A candidate must appear on at least 75 percent of the ballots for election.

"Hall of Fame Induction Weekend is when fans can come out to salute their heroes with the ultimate honor of being elected," Idelson said on Friday. "Earning election is difficult even in this era of many living electees. Only one percent of those to wear a Major League uniform end up with a plaque in Cooperstown.

"Cooperstown is about the history of the game, but those who create the history help bring the museum to life. Having a number of living electees, all of whom are deserving, certainly helps to embrace a wider fan base."

Video: Hoffman's case for Hall of Fame election in 2018

The only real question is how notably the record is shattered. Edgar Martinez and Trevor Hoffman continued to exceed the 75 percent mark in the latest tracking, so even 23 or 24 is feasible.

This could be the fourth time in the last five years that as many as three former players are voted in by baseball writers. Before 2014, you had to go back to 1999 to find the last time a trio was elected by writers: Nolan Ryan, George Brett and Robin Yount.

The 17 living electees from 2014-17 already marked the most in any four-year period since 1972-75, two shy of the record set from 1969-72.

Here's another way to look at the stark contrast between these past five years and the five years before them: From 2009-13, there were 14 Hall inductees. Only six of those were elected by the BBWAA, half as many as from 2014-17. And of those 14 inductees, only three elected by the Veterans Committee were living at the time: executive Pat Gillick, manager Whitey Herzog and umpire Doug Harvey (who passed away on Jan. 13).

Video: Thome's case for Hall of Fame election in 2018

It is important to note that this five-year record would be for "living" electees, because in 2006, the Hall inducted 17 former Negro Leaguers, plus Bruce Sutter.

Here is a look at the five-year plaque rush:

2018: Morris and Trammell, with at least a few more likely

2017: Jeff Bagwell, Tim Raines and Ivan Rodriguez (BBWAA); John Schuerholz and Bud Selig

2016: Ken Griffey Jr. and Mike Piazza (BBWAA)

2015: Randy Johnson, Pedro Martinez, John Smoltz and Craig Biggio

2014: Greg Maddux, Tom Glavine and Frank Thomas (BBWAA); Bobby Cox, Tony La Russa and Joe Torre

Three of those 2014 inductees represented the powerhouse Braves era, and that representation is still going strong. If three names (including Jones) are announced Wednesday and we have a record of 22 living Hall of Fame electees in this five-year span, then Braves fans can claim six key reasons, or a stunning 27 percent. Never mind that Maddux chose to go without a team logo on his plaque because of his success with the Cubs, Dodgers, and Padres.

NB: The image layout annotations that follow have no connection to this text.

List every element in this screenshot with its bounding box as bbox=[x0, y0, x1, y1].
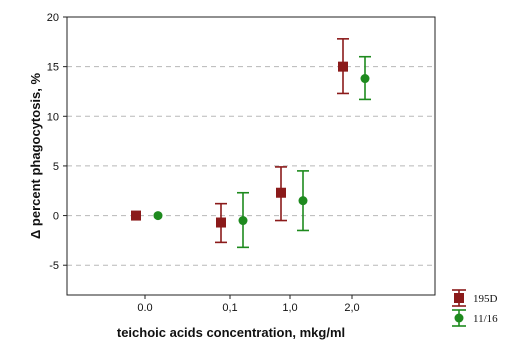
data-point-0-1 bbox=[216, 217, 226, 228]
grid-lines bbox=[67, 66, 435, 266]
y-tick-label-4: 15 bbox=[47, 62, 59, 74]
legend-marker-1 bbox=[454, 313, 464, 323]
x-tick-label-1: 0,1 bbox=[222, 302, 237, 314]
y-tick-label-1: 0 bbox=[53, 211, 59, 223]
data-point-0-3 bbox=[338, 61, 348, 72]
x-tick-label-2: 1,0 bbox=[282, 302, 297, 314]
data-point-1-2 bbox=[298, 196, 308, 206]
x-axis-label: teichoic acids concentration, mkg/ml bbox=[117, 325, 345, 340]
x-tick-label-3: 2,0 bbox=[344, 302, 359, 314]
legend-label-0: 195D bbox=[473, 293, 498, 305]
y-tick-label-3: 10 bbox=[47, 111, 59, 123]
legend-label-1: 11/16 bbox=[473, 313, 498, 325]
series-1 bbox=[153, 55, 371, 249]
x-axis-ticks: 0.0 0,1 1,0 2,0 bbox=[137, 295, 360, 314]
data-series bbox=[131, 38, 371, 249]
data-point-0-2 bbox=[276, 187, 286, 198]
data-point-1-1 bbox=[238, 216, 248, 226]
y-axis-label: Δ percent phagocytosis, % bbox=[28, 73, 43, 240]
plot-frame bbox=[66, 16, 436, 296]
data-point-1-3 bbox=[360, 74, 370, 84]
y-axis-ticks: -5 0 5 10 15 20 bbox=[47, 12, 67, 272]
y-tick-label-0: -5 bbox=[49, 260, 59, 272]
x-tick-label-0: 0.0 bbox=[137, 302, 152, 314]
y-tick-label-5: 20 bbox=[47, 12, 59, 24]
series-0 bbox=[131, 38, 349, 244]
legend-marker-0 bbox=[454, 293, 464, 303]
data-point-1-0 bbox=[153, 211, 163, 221]
data-point-0-0 bbox=[131, 210, 141, 221]
legend: 195D 11/16 bbox=[452, 289, 498, 327]
y-tick-label-2: 5 bbox=[53, 161, 59, 173]
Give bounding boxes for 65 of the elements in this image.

"When you look back at the 1990s and early 2000s, the Braves were winning their division virtually every year," Idelson said. "Although it resulted in only one championship, their prolonged excellence over a decade plus, it's emblematic that the guys who have earned elections have represented great teams, from their general manager to their manager to their 1-2-3 pitchers to potentially Chipper Jones as the second No. 1 Draft pick ever."

Even if the living-electee wave slows down in the next few years, it would likely have little effect on Hall tourism. Mariano Rivera will be eligible in 2019 and Derek Jeter a year later. Yankees fans will migrate upstate en masse for those probable first-ballot inductees.